Betriebsvermögensbegünstigung - Finanzrichter aus Münster kämpfen auf Seiten der Steuerpflichtigen gegen "90 %-Regelung"
Um den Fortbestand von Unternehmen auch beim Generationsübergang zu sichern, sieht der Gesetzgeber bei der unentgeltlichen Übertragung von Unternehmensvermögen unter bestimmten Voraussetzungen weitgehende Steuerbefreiungen vor. Zur Vermeidung - häufig nur vermeintlichen - Missbrauchs ist die Regelung inzwischen so konzipiert, dass so genanntes "schädliches Verwaltungsvermögen" trotz Begünstigung normal besteuert wird. Zum schädlichen Verwaltungsvermögen gehören beispielsweise an fremde Dritte überlassenes Grundvermögen, Wertpapiere, aber auch Finanzmittel in Form von Bankguthaben oder Forderungen. Was letztendlich besteuert wird, stellt sich praktisch erst nach umfangreicher Prüfung zahlreicher Ausnahme- und Sonderregelungen sowie komplizierter mehrstufiger Berechnungen unter Verrechnung von Schulden und individuell zu ermittelnden Freibeträgen heraus. Kann dieses in der Praxis kaum zu beherrschende Regelungsmonster, das jede Planbarkeit nahezu unmöglich macht, bei sehr großzügiger Betrachtung noch mit dem Argument der Vermeidung missbräuchlicher Gestaltungen gerechtfertigt werden, gilt dies für die "90 %- Regelung" nicht.

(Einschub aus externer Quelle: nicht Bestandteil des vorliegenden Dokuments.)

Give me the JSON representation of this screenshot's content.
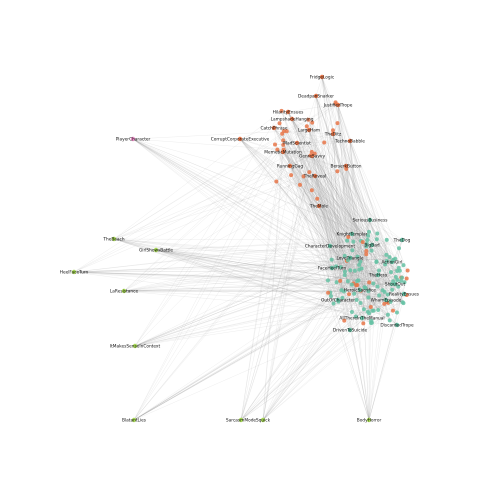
{
  "nodes": [
    {
      "label": "FridgeLogic",
      "color": "#e8774a"
    },
    {
      "label": "DeadpanSnarker",
      "color": "#e8774a"
    },
    {
      "label": "JustifiedTrope",
      "color": "#e8774a"
    },
    {
      "label": "HilarityEnsues",
      "color": "#e8774a"
    },
    {
      "label": "LampshadeHanging",
      "color": "#e8774a"
    },
    {
      "label": "CatchPhrase",
      "color": "#e8774a"
    },
    {
      "label": "LargeHam",
      "color": "#e8774a"
    },
    {
      "label": "TheDitz",
      "color": "#e8774a"
    },
    {
      "label": "MadScientist",
      "color": "#e8774a"
    },
    {
      "label": "TechnoBabble",
      "color": "#e8774a"
    },
    {
      "label": "MemeticMutation",
      "color": "#e8774a"
    },
    {
      "label": "GenreSavvy",
      "color": "#e8774a"
    },
    {
      "label": "RunningGag",
      "color": "#e8774a"
    },
    {
      "label": "BerserkButton",
      "color": "#e8774a"
    },
    {
      "label": "TheReveal",
      "color": "#e8774a"
    },
    {
      "label": "TheMole",
      "color": "#e8774a"
    },
    {
      "label": "CorruptCorporateExecutive",
      "color": "#e8774a"
    },
    {
      "label": "PlayerCharacter",
      "color": "#e78ac3"
    },
    {
      "label": "TheBeach",
      "color": "#a6d854"
    },
    {
      "label": "GirlShowsBattle",
      "color": "#a6d854"
    },
    {
      "label": "HeelFaceTurn",
      "color": "#a6d854"
    },
    {
      "label": "LaResistance",
      "color": "#a6d854"
    },
    {
      "label": "ItMakesSenseInContext",
      "color": "#a6d854"
    },
    {
      "label": "BlatantLies",
      "color": "#a6d854"
    },
    {
      "label": "SarcasmMode",
      "color": "#a6d854"
    },
    {
      "label": "Squick",
      "color": "#a6d854"
    },
    {
      "label": "BodyHorror",
      "color": "#a6d854"
    },
    {
      "label": "SeriousBusiness",
      "color": "#66c2a5"
    },
    {
      "label": "KnightTemplar",
      "color": "#66c2a5"
    },
    {
      "label": "CharacterDevelopment",
      "color": "#66c2a5"
    },
    {
      "label": "BigBad",
      "color": "#66c2a5"
    },
    {
      "label": "ActionGirl",
      "color": "#66c2a5"
    },
    {
      "label": "LoveTriangle",
      "color": "#66c2a5"
    },
    {
      "label": "FaceHeelTurn",
      "color": "#66c2a5"
    },
    {
      "label": "TheHero",
      "color": "#66c2a5"
    },
    {
      "label": "ShoutOut",
      "color": "#66c2a5"
    },
    {
      "label": "HeroicSacrifice",
      "color": "#66c2a5"
    },
    {
      "label": "WhamEpisode",
      "color": "#66c2a5"
    },
    {
      "label": "OutOfCharacter",
      "color": "#66c2a5"
    },
    {
      "label": "TheDog",
      "color": "#66c2a5"
    },
    {
      "label": "DrivenToSuicide",
      "color": "#66c2a5"
    },
    {
      "label": "DiscardedTrope",
      "color": "#66c2a5"
    },
    {
      "label": "AllThereInTheManual",
      "color": "#66c2a5"
    },
    {
      "label": "RealityEnsues",
      "color": "#66c2a5"
    }
  ]
}
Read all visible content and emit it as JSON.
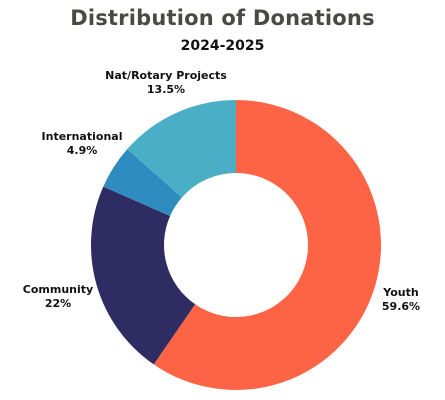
{
  "chart_data": {
    "type": "pie",
    "title": "Distribution of Donations",
    "subtitle": "2024-2025",
    "categories": [
      "Youth",
      "Community",
      "International",
      "Nat/Rotary Projects"
    ],
    "labels": [
      "Youth",
      "Community",
      "International",
      "Nat/Rotary Projects"
    ],
    "value_labels": [
      "59.6%",
      "22%",
      "4.9%",
      "13.5%"
    ],
    "values": [
      59.6,
      22,
      4.9,
      13.5
    ],
    "colors": [
      "#fd6445",
      "#2e2c63",
      "#2f8cc0",
      "#4aafc6"
    ],
    "donut": true
  }
}
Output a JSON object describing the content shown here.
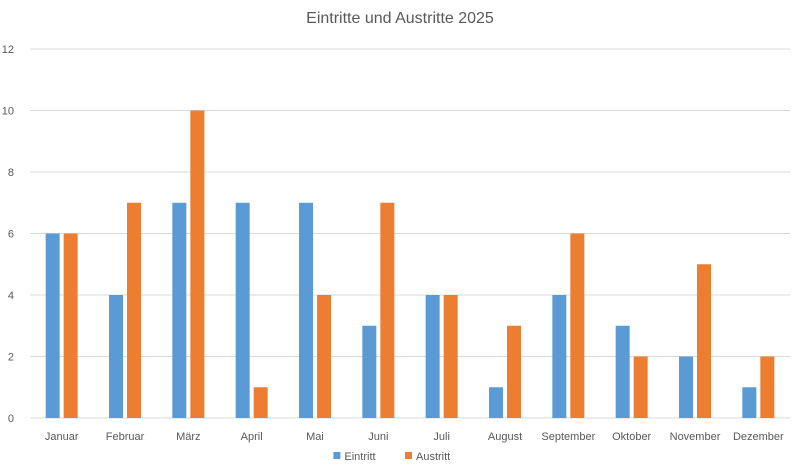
{
  "chart_data": {
    "type": "bar",
    "title": "Eintritte und Austritte 2025",
    "xlabel": "",
    "ylabel": "",
    "categories": [
      "Januar",
      "Februar",
      "März",
      "April",
      "Mai",
      "Juni",
      "Juli",
      "August",
      "September",
      "Oktober",
      "November",
      "Dezember"
    ],
    "series": [
      {
        "name": "Eintritt",
        "color": "#5b9bd5",
        "values": [
          6,
          4,
          7,
          7,
          7,
          3,
          4,
          1,
          4,
          3,
          2,
          1
        ]
      },
      {
        "name": "Austritt",
        "color": "#ed7d31",
        "values": [
          6,
          7,
          10,
          1,
          4,
          7,
          4,
          3,
          6,
          2,
          5,
          2
        ]
      }
    ],
    "ylim": [
      0,
      12
    ],
    "yticks": [
      0,
      2,
      4,
      6,
      8,
      10,
      12
    ],
    "grid": true,
    "legend_position": "bottom"
  }
}
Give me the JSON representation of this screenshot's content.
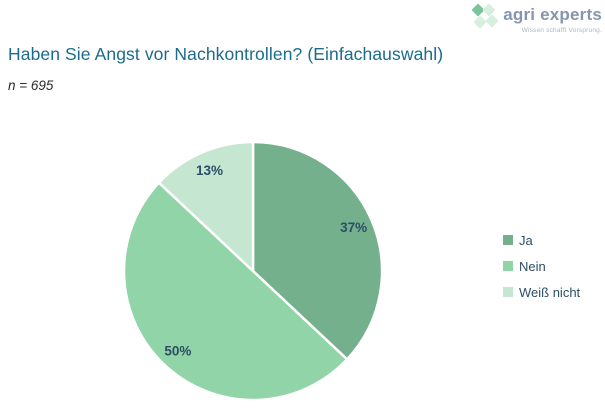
{
  "logo": {
    "name": "agri experts",
    "tagline": "Wissen schafft Vorsprung.",
    "icon": "clover-diamonds-icon",
    "text_color": "#8496ad",
    "tagline_color": "#a9b6c6",
    "icon_colors": [
      "#7cc49c",
      "#d6efdf"
    ]
  },
  "header": {
    "title": "Haben Sie Angst vor Nachkontrollen? (Einfachauswahl)",
    "title_color": "#1a6b8e",
    "sample_size": "n = 695"
  },
  "chart_data": {
    "type": "pie",
    "title": "Haben Sie Angst vor Nachkontrollen? (Einfachauswahl)",
    "sample_size": 695,
    "categories": [
      "Ja",
      "Nein",
      "Weiß nicht"
    ],
    "values": [
      37,
      50,
      13
    ],
    "unit": "%",
    "labels": [
      "37%",
      "50%",
      "13%"
    ],
    "colors": [
      "#74b08c",
      "#90d4a8",
      "#c5e6d0"
    ],
    "label_color": "#2b4e66",
    "start_angle_deg": 0,
    "direction": "clockwise",
    "separator_color": "#ffffff",
    "legend_position": "right"
  },
  "legend": {
    "items": [
      {
        "label": "Ja",
        "color": "#74b08c"
      },
      {
        "label": "Nein",
        "color": "#90d4a8"
      },
      {
        "label": "Weiß nicht",
        "color": "#c5e6d0"
      }
    ],
    "text_color": "#2b4e66"
  }
}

Die 90 %-Regelung sieht vor, dass die Betriebsvermögensbegünstigung gänzlich versagt wird, wenn das schädliche Verwaltungsvermögen mehr als 90 % des Unternehmenswerts ausmacht. Ein solcher "Einstiegstest" ist schon im Grundsatz widersinnig, weil das herangezogene Verwaltungsvermögen im Anschluss ja gerade nicht begünstigt wird. Wie viel davon vorhanden ist, sollte daher egal sein. Die Diskussion ist auch nur scheinbar lediglich theoretischer Natur, obwohl die Grenze mit 90 % doch eher hoch angelegt ist.
Die Berechnung dieser Quote ist so verfehlt gestaltet, dass tatsächlich viele - ganz normal operativ tätige Unternehmen - (zeitweise) Quoten weit über 100 % aufweisen. Grund ist, dass das schädliche Verwaltungsvermögen, zu dem auch Forderungen aus Lieferung und Leistungen (!) gehören, ohne Abzug von Schulden mit dem Unternehmenswert verglichen werden.
Bisher konnte der Regelung aufgrund des eindeutigen Wortlauts im Gesetz nur durch aufwendige Gestaltungen begegnet werden. Hoffnung macht nun aber das Finanzgericht Münster, das entschieden hat, der eindeutige Gesetzeswortlaut dürfe in Fällen, in denen offensichtlich kein Missbrauch droht, nicht zur Anwendung gebracht werden. Die Richter stellten andernfalls die Verfassungswidrigkeit der Norm in Frage. Im nächsten Schritt ist es nun am Bundesfinanzhof die Geschichte weiterzuschreiben.